# Pull start pulls back, HARD!



## honda4kx (Feb 9, 2015)

I have a Honda eb4000x and the pull start pulls back so hard when I try to start it, that it pulls out of my hand and breaks the cord. 

Any ideas? At first I thought it was a problem with the recoil assembly. I have put a new line on it 3 times now. I am starting to think it's not the recoil. But maybe it is?

I should be able to pull the cord and hold it in the extended position for a moment?
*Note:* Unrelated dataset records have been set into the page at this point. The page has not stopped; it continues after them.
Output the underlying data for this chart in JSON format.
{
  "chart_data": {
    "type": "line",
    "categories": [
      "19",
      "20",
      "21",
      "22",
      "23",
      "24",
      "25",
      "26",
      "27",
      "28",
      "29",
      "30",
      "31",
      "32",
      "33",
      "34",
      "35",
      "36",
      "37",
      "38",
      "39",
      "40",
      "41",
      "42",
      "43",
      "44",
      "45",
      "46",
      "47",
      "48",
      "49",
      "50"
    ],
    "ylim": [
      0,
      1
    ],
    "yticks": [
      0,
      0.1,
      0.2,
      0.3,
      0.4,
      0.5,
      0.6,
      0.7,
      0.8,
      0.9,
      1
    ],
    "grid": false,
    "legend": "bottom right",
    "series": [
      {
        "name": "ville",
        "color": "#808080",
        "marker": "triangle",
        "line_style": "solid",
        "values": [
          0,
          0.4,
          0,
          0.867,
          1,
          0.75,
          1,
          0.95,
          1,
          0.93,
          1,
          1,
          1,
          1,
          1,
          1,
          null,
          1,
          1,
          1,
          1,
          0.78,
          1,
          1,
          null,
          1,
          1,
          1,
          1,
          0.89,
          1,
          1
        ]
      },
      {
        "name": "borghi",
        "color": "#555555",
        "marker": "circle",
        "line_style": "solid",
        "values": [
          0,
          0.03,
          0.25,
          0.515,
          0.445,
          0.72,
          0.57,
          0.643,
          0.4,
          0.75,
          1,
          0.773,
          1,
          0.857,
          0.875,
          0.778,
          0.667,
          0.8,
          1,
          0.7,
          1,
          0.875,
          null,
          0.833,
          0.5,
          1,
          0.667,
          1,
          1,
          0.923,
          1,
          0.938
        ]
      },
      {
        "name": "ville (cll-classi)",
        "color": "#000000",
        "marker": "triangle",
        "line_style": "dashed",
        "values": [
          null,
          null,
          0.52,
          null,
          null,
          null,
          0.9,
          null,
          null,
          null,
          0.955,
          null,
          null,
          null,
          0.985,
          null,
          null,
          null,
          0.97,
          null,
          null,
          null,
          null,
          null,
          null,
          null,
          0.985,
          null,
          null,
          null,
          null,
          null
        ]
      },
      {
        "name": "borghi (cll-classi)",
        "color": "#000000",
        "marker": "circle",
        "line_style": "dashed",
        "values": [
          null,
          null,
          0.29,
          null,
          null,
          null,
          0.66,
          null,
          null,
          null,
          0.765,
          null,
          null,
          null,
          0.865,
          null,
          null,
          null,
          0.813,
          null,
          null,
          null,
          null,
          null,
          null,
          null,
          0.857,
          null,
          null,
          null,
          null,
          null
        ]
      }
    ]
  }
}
Right?

Thanks for any suggestions.


----------



## Robert Coats (Nov 10, 2011)

honda4kx said:


> I have a Honda eb4000x and the pull start pulls back so hard when I try to start it, that it pulls out of my hand and breaks the cord.
> 
> Any ideas? At first I thought it was a problem with the recoil assembly. I have put a new line on it 3 times now. I am starting to think it's not the recoil. But maybe it is?
> 
> ...


There is only one way to disassemble and reassemble the recoil starter, and getting it wrong could result in it _not_ releasing and pulling back on the starter cord. It is pretty simple to get right (or wrong) so don't feel bad.

The paper shop manual Honda sells direct has five fully detailed and illustrated pages on the recoil, from removal to inspection and rebuilding down to the last screw. The shop manual has +195 more pages of everything you'd ever want to know about the generator too. Here are the links to get one (amazon or eBay):

*Honda Power Equipment Shop Manuals on eBay*
*Honda Power Equipment Shop Manuals on Amazon*


----------



## KRE (Nov 29, 2011)

honda4kx said:


> I have a Honda eb4000x and the pull start pulls back so hard when I try to start it, that it pulls out of my hand and breaks the cord.
> 
> Any ideas? At first I thought it was a problem with the recoil assembly. I have put a new line on it 3 times now. I am starting to think it's not the recoil. But maybe it is?
> 
> ...


You ignition timing is off, it is firing way to early.


----------